# Washington metro and snow storms.



## Steve4031 (Feb 6, 2010)

I know that in the past the metro has canceled operations on above ground segments after large snow falls. I'm visiting Washington on 2/12-2/13 and am staying by crystal city. If metro is probably not running normally by then, I'll switch to a

more centrally located hotel.

Thanks


----------



## Ryan (Feb 6, 2010)

We'll have service back by then - if not Monday morning than Tuesday for sure.


----------



## AlanB (Feb 6, 2010)

Agreed. It won't take them 6 days to restore service.


----------



## Steve4031 (Feb 6, 2010)

Thanks. Now if I can get to Washington, D.C. . . . . LOL. See thread about stranded 29 and the freight derailment near Sand Patch.


----------



## acelafan (Feb 11, 2010)

Found this news release from WMATA interesting....describes how Metro cleans up after a big snowstorm.

(PS. I thought a "prime mover" specifically referred to the physical engine of a diesel locomotive - not an entire diesel powered train? I'm still a novice at railroading!)
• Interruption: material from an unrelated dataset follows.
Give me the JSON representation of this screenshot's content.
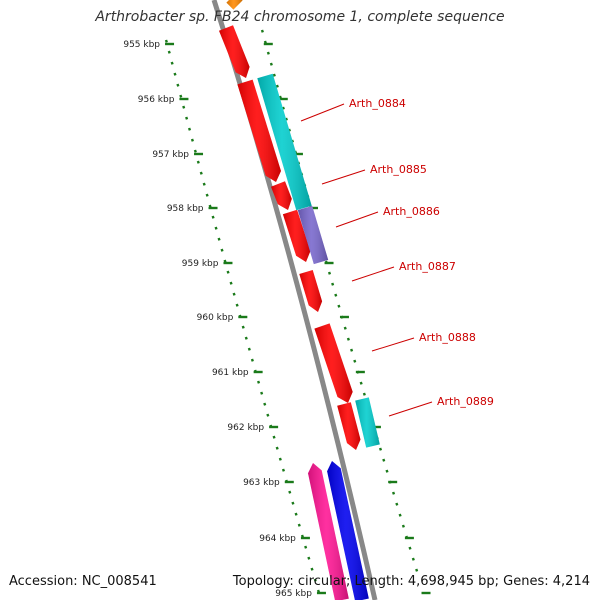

The biggest challenges facing Metrorail at above-ground stations is heavy snowfall, snow drifts that cover tracks after they are cleared, and ice along the electrified third rail. That ice will prevent the transfer of electricity from the tracks to the train.

 

There is a multi-stepped approach to clearing tracks of ice and snow. A heavy-duty diesel powered train called a prime mover clears the majority of snow and ice from the tracks. Then those trains move to the rail yards, where more miles of track are used to store hundreds of rail cars. Once the prime movers are off of the rails, trains equipped with de-icing equipment are run on the tracks to keep them clear of snow and ice build-up. These trains are used to apply a de-icing agent and are referred to as rail “polishers” because they go back and forth keeping the third rail ice-free. The next step to prepare tracks for service is to clear the snow and ice from interlocking or switches, which allows trains to switch tracks, reverse direction or turn around. If an interlocking is not clear of snow or ice, there is no way to maneuver around a train that becomes disabled.

 

As stretches of track are cleared of snow and ice, the tracks are deemed safe for moving passenger trains. 

http://www.wmata.com/about_metro/news/Pres...?ReleaseID=4303


----------



## GG-1 (Feb 11, 2010)

acelafan said:


> Found this news release from WMATA interesting....describes how Metro cleans up after a big snowstorm.
> (PS. I thought a "prime mover" specifically referred to the physical engine of a diesel locomotive - not an entire diesel powered train? I'm still a novice at railroading!)


Aloha

Think the WMATA is using "prime" here as the first to move after a snow shutdown. The publicist that wrote that apparently never worked for A "Class" Railroad.  Your understanding of "prime mover" is correct.


----------



## acelafan (Feb 11, 2010)

GG-1 said:


> acelafan said:
> 
> 
> > Found this news release from WMATA interesting....describes how Metro cleans up after a big snowstorm.
> ...


Ah, thank you for the clarification. I hope you are enjoying some much milder weather out there in Hawaii...


----------